# How do you determine the convergence or divergence of Sigma 1/ncosnpi from [1,oo)?

Dec 29, 2016

${\sum}_{n = 1}^{\infty} \frac{1}{n} \cos \pi n = - \ln 2$

#### Explanation:

First, we note that $\cos n \pi = {\left(- 1\right)}^{n}$ so that the series can be written as:

${\sum}_{n = 1}^{\infty} {\left(- 1\right)}^{n} / n$

This series satisfies Leibniz' criteria as:

${\lim}_{n} \frac{1}{n} = 0$
$\frac{1}{n} > \frac{1}{n + 1}$

so the series is convergent.

To determine the sum, let's consider a geometric series of ratio $- \alpha$ with $0 < \alpha < 1$.
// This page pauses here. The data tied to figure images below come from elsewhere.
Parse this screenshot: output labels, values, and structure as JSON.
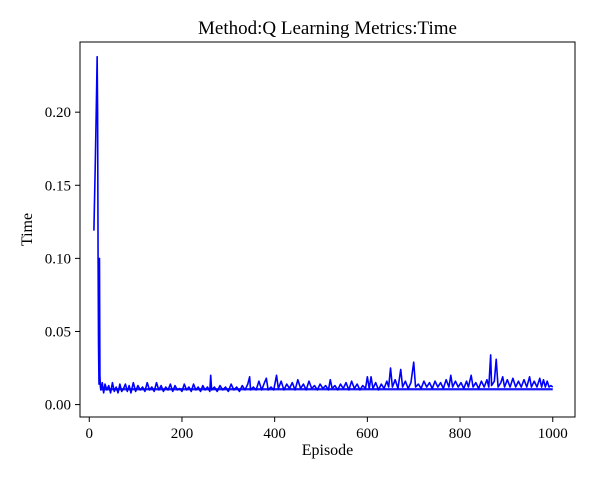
{
  "chart_data": {
    "type": "line",
    "title": "Method:Q Learning   Metrics:Time",
    "xlabel": "Episode",
    "ylabel": "Time",
    "xlim": [
      -20,
      1048
    ],
    "ylim": [
      -0.0085,
      0.248
    ],
    "xticks": [
      0,
      200,
      400,
      600,
      800,
      1000
    ],
    "yticks": [
      0.0,
      0.05,
      0.1,
      0.15,
      0.2
    ],
    "xtick_labels": [
      "0",
      "200",
      "400",
      "600",
      "800",
      "1000"
    ],
    "ytick_labels": [
      "0.00",
      "0.05",
      "0.10",
      "0.15",
      "0.20"
    ],
    "grid": false,
    "series": [
      {
        "color": "#0000ff",
        "baseline": 0.0105,
        "points": [
          [
            10,
            0.119
          ],
          [
            13,
            0.165
          ],
          [
            15,
            0.2
          ],
          [
            17,
            0.238
          ],
          [
            18,
            0.2
          ],
          [
            19,
            0.1
          ],
          [
            20,
            0.04
          ],
          [
            21,
            0.014
          ],
          [
            22,
            0.1
          ],
          [
            23,
            0.02
          ],
          [
            24,
            0.012
          ],
          [
            25,
            0.01
          ],
          [
            28,
            0.015
          ],
          [
            31,
            0.008
          ],
          [
            34,
            0.014
          ],
          [
            38,
            0.01
          ],
          [
            42,
            0.013
          ],
          [
            46,
            0.008
          ],
          [
            50,
            0.015
          ],
          [
            54,
            0.009
          ],
          [
            58,
            0.012
          ],
          [
            62,
            0.008
          ],
          [
            66,
            0.014
          ],
          [
            70,
            0.009
          ],
          [
            74,
            0.011
          ],
          [
            78,
            0.014
          ],
          [
            82,
            0.009
          ],
          [
            86,
            0.013
          ],
          [
            90,
            0.008
          ],
          [
            95,
            0.015
          ],
          [
            100,
            0.009
          ],
          [
            105,
            0.013
          ],
          [
            110,
            0.01
          ],
          [
            115,
            0.012
          ],
          [
            120,
            0.009
          ],
          [
            125,
            0.015
          ],
          [
            130,
            0.01
          ],
          [
            135,
            0.012
          ],
          [
            140,
            0.009
          ],
          [
            145,
            0.015
          ],
          [
            150,
            0.01
          ],
          [
            155,
            0.013
          ],
          [
            160,
            0.009
          ],
          [
            165,
            0.012
          ],
          [
            170,
            0.01
          ],
          [
            175,
            0.014
          ],
          [
            180,
            0.009
          ],
          [
            185,
            0.013
          ],
          [
            190,
            0.01
          ],
          [
            195,
            0.011
          ],
          [
            200,
            0.009
          ],
          [
            205,
            0.014
          ],
          [
            210,
            0.01
          ],
          [
            215,
            0.012
          ],
          [
            220,
            0.009
          ],
          [
            225,
            0.014
          ],
          [
            230,
            0.01
          ],
          [
            235,
            0.012
          ],
          [
            240,
            0.009
          ],
          [
            245,
            0.013
          ],
          [
            250,
            0.01
          ],
          [
            255,
            0.012
          ],
          [
            260,
            0.009
          ],
          [
            262,
            0.02
          ],
          [
            264,
            0.01
          ],
          [
            270,
            0.012
          ],
          [
            276,
            0.009
          ],
          [
            282,
            0.013
          ],
          [
            288,
            0.01
          ],
          [
            294,
            0.012
          ],
          [
            300,
            0.009
          ],
          [
            306,
            0.014
          ],
          [
            312,
            0.01
          ],
          [
            318,
            0.012
          ],
          [
            324,
            0.009
          ],
          [
            330,
            0.013
          ],
          [
            336,
            0.01
          ],
          [
            342,
            0.014
          ],
          [
            346,
            0.019
          ],
          [
            348,
            0.01
          ],
          [
            354,
            0.012
          ],
          [
            360,
            0.01
          ],
          [
            366,
            0.016
          ],
          [
            372,
            0.01
          ],
          [
            378,
            0.015
          ],
          [
            382,
            0.018
          ],
          [
            386,
            0.01
          ],
          [
            392,
            0.012
          ],
          [
            398,
            0.01
          ],
          [
            404,
            0.02
          ],
          [
            408,
            0.011
          ],
          [
            414,
            0.016
          ],
          [
            420,
            0.01
          ],
          [
            426,
            0.014
          ],
          [
            432,
            0.011
          ],
          [
            438,
            0.015
          ],
          [
            444,
            0.01
          ],
          [
            450,
            0.017
          ],
          [
            456,
            0.011
          ],
          [
            462,
            0.014
          ],
          [
            468,
            0.01
          ],
          [
            474,
            0.016
          ],
          [
            480,
            0.011
          ],
          [
            486,
            0.013
          ],
          [
            492,
            0.01
          ],
          [
            498,
            0.014
          ],
          [
            504,
            0.011
          ],
          [
            510,
            0.013
          ],
          [
            516,
            0.01
          ],
          [
            520,
            0.017
          ],
          [
            524,
            0.011
          ],
          [
            530,
            0.013
          ],
          [
            536,
            0.01
          ],
          [
            542,
            0.014
          ],
          [
            548,
            0.011
          ],
          [
            554,
            0.015
          ],
          [
            560,
            0.01
          ],
          [
            566,
            0.016
          ],
          [
            572,
            0.011
          ],
          [
            578,
            0.014
          ],
          [
            584,
            0.01
          ],
          [
            590,
            0.013
          ],
          [
            596,
            0.011
          ],
          [
            600,
            0.019
          ],
          [
            604,
            0.011
          ],
          [
            608,
            0.019
          ],
          [
            612,
            0.011
          ],
          [
            618,
            0.015
          ],
          [
            624,
            0.01
          ],
          [
            630,
            0.014
          ],
          [
            636,
            0.011
          ],
          [
            642,
            0.016
          ],
          [
            646,
            0.012
          ],
          [
            650,
            0.025
          ],
          [
            654,
            0.012
          ],
          [
            660,
            0.017
          ],
          [
            666,
            0.011
          ],
          [
            672,
            0.024
          ],
          [
            676,
            0.012
          ],
          [
            682,
            0.016
          ],
          [
            688,
            0.011
          ],
          [
            694,
            0.015
          ],
          [
            700,
            0.029
          ],
          [
            704,
            0.012
          ],
          [
            710,
            0.014
          ],
          [
            716,
            0.011
          ],
          [
            722,
            0.016
          ],
          [
            728,
            0.012
          ],
          [
            734,
            0.015
          ],
          [
            740,
            0.011
          ],
          [
            746,
            0.016
          ],
          [
            752,
            0.012
          ],
          [
            758,
            0.015
          ],
          [
            764,
            0.011
          ],
          [
            770,
            0.017
          ],
          [
            776,
            0.012
          ],
          [
            780,
            0.02
          ],
          [
            784,
            0.012
          ],
          [
            790,
            0.016
          ],
          [
            796,
            0.012
          ],
          [
            802,
            0.015
          ],
          [
            808,
            0.011
          ],
          [
            814,
            0.016
          ],
          [
            818,
            0.012
          ],
          [
            824,
            0.02
          ],
          [
            828,
            0.012
          ],
          [
            834,
            0.015
          ],
          [
            840,
            0.011
          ],
          [
            846,
            0.016
          ],
          [
            852,
            0.012
          ],
          [
            858,
            0.017
          ],
          [
            862,
            0.012
          ],
          [
            866,
            0.034
          ],
          [
            868,
            0.013
          ],
          [
            874,
            0.016
          ],
          [
            878,
            0.031
          ],
          [
            882,
            0.012
          ],
          [
            888,
            0.015
          ],
          [
            892,
            0.019
          ],
          [
            896,
            0.012
          ],
          [
            902,
            0.017
          ],
          [
            908,
            0.012
          ],
          [
            914,
            0.018
          ],
          [
            920,
            0.012
          ],
          [
            926,
            0.016
          ],
          [
            932,
            0.012
          ],
          [
            938,
            0.017
          ],
          [
            944,
            0.012
          ],
          [
            950,
            0.019
          ],
          [
            954,
            0.012
          ],
          [
            960,
            0.016
          ],
          [
            966,
            0.012
          ],
          [
            972,
            0.018
          ],
          [
            976,
            0.012
          ],
          [
            980,
            0.017
          ],
          [
            984,
            0.012
          ],
          [
            988,
            0.016
          ],
          [
            992,
            0.012
          ],
          [
            996,
            0.013
          ],
          [
            1000,
            0.012
          ]
        ]
      }
    ]
  }
}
${\sum}_{n = 0}^{\infty} {\left(- 1\right)}^{n} {\alpha}^{n} = \frac{1}{1 + \alpha}$

This series is absolutely convergent and so it can be integrated term by term:

${\int}_{0}^{x} \frac{\mathrm{da} l p h a}{1 + \alpha} = {\sum}_{n = 0}^{\infty} {\int}_{0}^{x} {\left(- 1\right)}^{n} {\alpha}^{n} \mathrm{da} l p h a$

$\ln | 1 + x | = {\sum}_{n = 0}^{\infty} {\left(- 1\right)}^{n} {x}^{n + 1} / \left(n + 1\right) = - {\sum}_{n = 0}^{\infty} {\left(- 1\right)}^{n + 1} {x}^{n + 1} / \left(n + 1\right) = - {\sum}_{n = 1}^{\infty} {\left(- 1\right)}^{n} \frac{{x}^{n}}{n}$

This equation holds for every $x \in \left(0 , 1\right)$ and passing to the limit for $x \to 1$ we have:

$\ln 2 = - {\sum}_{n = 1}^{\infty} {\left(- 1\right)}^{n} / n$